Aujourd'hui, qui peut affirmer sérieusement que les droits de la défense tout comme les droits des victimes sont suffisamment assurés par les textes qui régissent la procédure de l'instruction?

Il n'y a ici pas assez de place pour dresser une liste exhaustive de tous les cas où, de par notre système hybride issu d'un mélange d'accusatoire et d'inquisitoire, les prévenus, les "mis en examen", les témoins assistés, les parties civiles, et les victimes simples témoins impuissants sont écartés d'une connaissance EN TEMPS REEL du dossier qui les concerne.

Une fois dans l'engrenage judiciaire (lorsqu'il parvient à y pénétrer) chaque dossier devient en effet quasiment "secret défense"; sauf qu'il ne s'agit pas là de la défense des individus mais de celle du secret.

Chacun sait également que pour voir "bouger" un dossier sensible, l'intervention des médias est incontournable, et ce avec tous les effets pervers et les conséquences collatérales que celà entraîne tant pour la sérénité du jugement à venir que pour la vie privée de ceux qui sont "impliqués" dans le dossier.

Alors oui, nous sommes favorables à la suppression du Juge d'Instruction (le remplacer par un collège de 3 Juges est encore plus inepte que de diviser ses pouvoirs en les attribunat en partie à un magistrat ignorant du dossier).

En 40 années d'exercice professionnel, je n'ai pas souvenance d'avoir connu beaucoup d'actes d'instruction "à décharge" (puisque le Juge d'Instruction d'aujourd'hui a ce double rôle d'instruire à charge et à décharge) et, très souvent, ironie des faits, il s'est trouvé que la défense a trouvé, lors de l'audience, ses meilleurs appuis dans le réquisitoire d'un Procureur...

Si demain les Procureurs, comme partout ailleurs ou presque, ont en charge l'enquête et les poursuites, alors la défense, pour peu qu'elle soit digne de ce nom et qu'elle dispose de moyens identiques à ceux dont dispose l'accusation, pourra parler "d'égal à égal" des charges ou des faits qu'elle aura à connaitre, et contribuer de manière loyale à une bonne administration de la Justice.

Certes, peut-être faudra-t-il un peu de temps pour que l'équilibre se fasse et que changent les mentalités.

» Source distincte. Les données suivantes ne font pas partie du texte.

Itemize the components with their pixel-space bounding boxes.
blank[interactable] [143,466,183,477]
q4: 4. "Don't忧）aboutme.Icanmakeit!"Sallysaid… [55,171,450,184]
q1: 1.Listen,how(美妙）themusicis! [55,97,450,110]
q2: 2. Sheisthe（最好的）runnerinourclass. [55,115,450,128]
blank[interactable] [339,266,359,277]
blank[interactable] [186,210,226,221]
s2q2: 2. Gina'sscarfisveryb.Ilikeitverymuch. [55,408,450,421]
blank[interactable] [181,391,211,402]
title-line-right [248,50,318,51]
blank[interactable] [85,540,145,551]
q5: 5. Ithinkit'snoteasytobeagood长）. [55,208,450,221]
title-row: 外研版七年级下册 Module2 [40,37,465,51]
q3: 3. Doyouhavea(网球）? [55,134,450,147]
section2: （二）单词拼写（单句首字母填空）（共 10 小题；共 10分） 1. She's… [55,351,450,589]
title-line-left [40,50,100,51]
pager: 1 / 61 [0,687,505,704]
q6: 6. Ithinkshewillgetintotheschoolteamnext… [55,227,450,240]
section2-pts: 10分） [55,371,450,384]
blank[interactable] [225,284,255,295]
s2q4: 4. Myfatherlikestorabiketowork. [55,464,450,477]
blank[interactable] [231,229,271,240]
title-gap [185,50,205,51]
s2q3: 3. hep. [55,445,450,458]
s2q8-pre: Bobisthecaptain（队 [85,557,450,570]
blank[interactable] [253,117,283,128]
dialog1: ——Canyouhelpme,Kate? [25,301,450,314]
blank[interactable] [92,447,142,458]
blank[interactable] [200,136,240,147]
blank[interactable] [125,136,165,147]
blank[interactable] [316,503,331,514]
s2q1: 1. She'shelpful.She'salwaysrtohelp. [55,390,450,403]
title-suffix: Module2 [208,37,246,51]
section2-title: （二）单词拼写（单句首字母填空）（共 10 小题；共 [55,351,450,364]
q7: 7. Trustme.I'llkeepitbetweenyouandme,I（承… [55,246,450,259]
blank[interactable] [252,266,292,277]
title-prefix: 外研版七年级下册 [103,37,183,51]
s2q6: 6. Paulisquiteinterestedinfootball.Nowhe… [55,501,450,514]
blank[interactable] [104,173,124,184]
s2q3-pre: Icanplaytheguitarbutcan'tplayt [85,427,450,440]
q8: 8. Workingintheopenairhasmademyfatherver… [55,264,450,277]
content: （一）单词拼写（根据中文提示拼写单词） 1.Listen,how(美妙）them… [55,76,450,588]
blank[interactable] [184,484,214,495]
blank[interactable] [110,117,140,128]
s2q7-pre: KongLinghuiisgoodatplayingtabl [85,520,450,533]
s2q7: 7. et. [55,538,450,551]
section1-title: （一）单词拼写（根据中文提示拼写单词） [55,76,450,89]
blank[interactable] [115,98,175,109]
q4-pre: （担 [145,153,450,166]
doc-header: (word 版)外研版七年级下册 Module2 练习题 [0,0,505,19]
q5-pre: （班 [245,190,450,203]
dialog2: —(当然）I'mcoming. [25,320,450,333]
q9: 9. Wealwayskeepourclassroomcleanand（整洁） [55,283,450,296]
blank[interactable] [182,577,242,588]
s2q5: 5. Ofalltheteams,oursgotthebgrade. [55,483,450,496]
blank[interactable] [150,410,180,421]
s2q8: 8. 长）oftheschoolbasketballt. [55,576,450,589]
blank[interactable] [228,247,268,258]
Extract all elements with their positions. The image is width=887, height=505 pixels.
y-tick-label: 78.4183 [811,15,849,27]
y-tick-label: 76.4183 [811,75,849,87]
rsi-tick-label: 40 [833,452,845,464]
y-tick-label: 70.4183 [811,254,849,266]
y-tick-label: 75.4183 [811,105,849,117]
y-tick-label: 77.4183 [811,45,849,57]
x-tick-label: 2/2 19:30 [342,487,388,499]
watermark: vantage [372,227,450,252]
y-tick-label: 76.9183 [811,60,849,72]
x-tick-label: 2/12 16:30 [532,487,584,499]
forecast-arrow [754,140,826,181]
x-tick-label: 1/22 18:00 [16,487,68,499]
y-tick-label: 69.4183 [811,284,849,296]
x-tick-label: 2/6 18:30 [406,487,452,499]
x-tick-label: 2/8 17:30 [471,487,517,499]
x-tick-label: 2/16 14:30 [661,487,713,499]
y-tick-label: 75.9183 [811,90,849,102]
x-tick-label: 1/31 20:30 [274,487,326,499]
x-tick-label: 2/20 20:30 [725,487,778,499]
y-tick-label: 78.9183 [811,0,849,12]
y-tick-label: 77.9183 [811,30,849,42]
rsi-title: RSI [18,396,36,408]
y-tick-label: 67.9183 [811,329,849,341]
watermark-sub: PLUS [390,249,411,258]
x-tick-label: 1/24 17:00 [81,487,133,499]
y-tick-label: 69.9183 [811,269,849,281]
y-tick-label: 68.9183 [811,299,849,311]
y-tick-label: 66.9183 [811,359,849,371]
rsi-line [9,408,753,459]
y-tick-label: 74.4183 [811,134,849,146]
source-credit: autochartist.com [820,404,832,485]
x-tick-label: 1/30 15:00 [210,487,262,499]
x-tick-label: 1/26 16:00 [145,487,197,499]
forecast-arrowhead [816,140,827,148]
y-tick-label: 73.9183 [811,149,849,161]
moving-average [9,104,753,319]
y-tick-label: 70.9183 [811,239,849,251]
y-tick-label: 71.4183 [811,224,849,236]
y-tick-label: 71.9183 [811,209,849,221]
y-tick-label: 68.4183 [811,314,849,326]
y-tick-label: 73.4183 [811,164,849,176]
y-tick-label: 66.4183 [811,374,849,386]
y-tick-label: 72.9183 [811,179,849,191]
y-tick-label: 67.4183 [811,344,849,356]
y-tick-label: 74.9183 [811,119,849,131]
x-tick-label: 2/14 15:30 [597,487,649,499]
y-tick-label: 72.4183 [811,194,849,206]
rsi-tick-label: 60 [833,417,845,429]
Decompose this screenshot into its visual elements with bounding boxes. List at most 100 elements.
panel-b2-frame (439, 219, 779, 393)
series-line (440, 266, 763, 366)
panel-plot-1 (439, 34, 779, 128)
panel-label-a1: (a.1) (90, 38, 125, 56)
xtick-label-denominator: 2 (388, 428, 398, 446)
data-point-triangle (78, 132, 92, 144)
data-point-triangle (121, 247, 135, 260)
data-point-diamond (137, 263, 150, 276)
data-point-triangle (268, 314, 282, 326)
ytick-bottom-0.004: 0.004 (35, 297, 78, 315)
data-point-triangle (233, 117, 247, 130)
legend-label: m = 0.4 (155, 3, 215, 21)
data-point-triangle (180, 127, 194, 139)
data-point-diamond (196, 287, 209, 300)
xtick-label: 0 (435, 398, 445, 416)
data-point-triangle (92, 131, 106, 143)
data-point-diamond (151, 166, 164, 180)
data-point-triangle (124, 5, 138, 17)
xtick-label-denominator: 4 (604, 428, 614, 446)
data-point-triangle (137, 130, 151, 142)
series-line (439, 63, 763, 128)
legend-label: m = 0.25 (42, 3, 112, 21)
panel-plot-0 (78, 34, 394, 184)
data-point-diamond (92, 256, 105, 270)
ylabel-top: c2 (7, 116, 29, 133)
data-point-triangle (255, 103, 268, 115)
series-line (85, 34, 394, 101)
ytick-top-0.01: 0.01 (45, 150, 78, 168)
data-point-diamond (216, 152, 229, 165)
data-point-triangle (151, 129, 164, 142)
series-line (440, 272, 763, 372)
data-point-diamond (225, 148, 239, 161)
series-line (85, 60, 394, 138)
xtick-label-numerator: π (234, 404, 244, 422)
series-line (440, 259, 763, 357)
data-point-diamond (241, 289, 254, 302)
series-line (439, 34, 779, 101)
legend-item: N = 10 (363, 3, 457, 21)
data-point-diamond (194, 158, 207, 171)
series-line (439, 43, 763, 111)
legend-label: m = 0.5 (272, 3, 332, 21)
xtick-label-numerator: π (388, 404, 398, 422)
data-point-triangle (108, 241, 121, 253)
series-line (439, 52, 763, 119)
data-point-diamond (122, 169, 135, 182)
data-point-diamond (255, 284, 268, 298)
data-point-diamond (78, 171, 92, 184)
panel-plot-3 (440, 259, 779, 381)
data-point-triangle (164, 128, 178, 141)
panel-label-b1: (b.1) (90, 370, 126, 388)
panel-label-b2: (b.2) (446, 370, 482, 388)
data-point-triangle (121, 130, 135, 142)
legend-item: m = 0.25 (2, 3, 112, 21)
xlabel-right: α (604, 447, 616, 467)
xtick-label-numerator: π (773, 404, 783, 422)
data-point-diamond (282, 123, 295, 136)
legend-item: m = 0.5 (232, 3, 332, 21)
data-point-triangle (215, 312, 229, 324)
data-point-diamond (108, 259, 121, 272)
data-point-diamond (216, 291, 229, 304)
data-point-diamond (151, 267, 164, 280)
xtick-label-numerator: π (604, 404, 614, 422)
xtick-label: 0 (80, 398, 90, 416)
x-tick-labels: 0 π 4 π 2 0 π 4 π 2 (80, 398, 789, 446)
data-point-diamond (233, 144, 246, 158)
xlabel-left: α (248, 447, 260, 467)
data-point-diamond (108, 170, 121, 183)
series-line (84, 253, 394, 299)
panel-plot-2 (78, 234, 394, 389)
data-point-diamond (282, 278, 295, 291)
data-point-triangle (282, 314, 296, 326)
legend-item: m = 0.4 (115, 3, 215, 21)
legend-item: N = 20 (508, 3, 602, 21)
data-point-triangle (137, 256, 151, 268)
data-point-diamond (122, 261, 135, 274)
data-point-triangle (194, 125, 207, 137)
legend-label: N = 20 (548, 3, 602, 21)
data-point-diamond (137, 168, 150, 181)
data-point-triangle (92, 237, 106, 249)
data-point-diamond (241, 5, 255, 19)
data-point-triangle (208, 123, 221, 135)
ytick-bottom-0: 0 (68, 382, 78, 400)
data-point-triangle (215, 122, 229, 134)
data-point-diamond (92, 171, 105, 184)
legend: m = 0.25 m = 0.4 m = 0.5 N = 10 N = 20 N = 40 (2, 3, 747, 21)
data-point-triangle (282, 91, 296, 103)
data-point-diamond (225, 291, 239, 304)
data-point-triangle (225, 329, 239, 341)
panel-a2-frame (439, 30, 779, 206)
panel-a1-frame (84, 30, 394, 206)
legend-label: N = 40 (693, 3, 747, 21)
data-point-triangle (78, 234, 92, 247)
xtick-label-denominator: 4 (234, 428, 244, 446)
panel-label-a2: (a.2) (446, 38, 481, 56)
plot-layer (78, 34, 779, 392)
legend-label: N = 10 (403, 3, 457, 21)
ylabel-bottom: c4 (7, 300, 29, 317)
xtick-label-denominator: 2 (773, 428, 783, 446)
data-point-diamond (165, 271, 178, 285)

Un changement radical des modes de formation des avocats devra préalablement être décidé et mis en oeuvre, le système actuel ne produisant que "demandeurs d'affaires" prêts à tous les sacrifices pour survivre.

Il faudra que les avocat regagnent en considération et en respect ce qu'ils ont perdu en quelques décennies de fourvoiements directement issus de leurs conditions d'exercice et de formation.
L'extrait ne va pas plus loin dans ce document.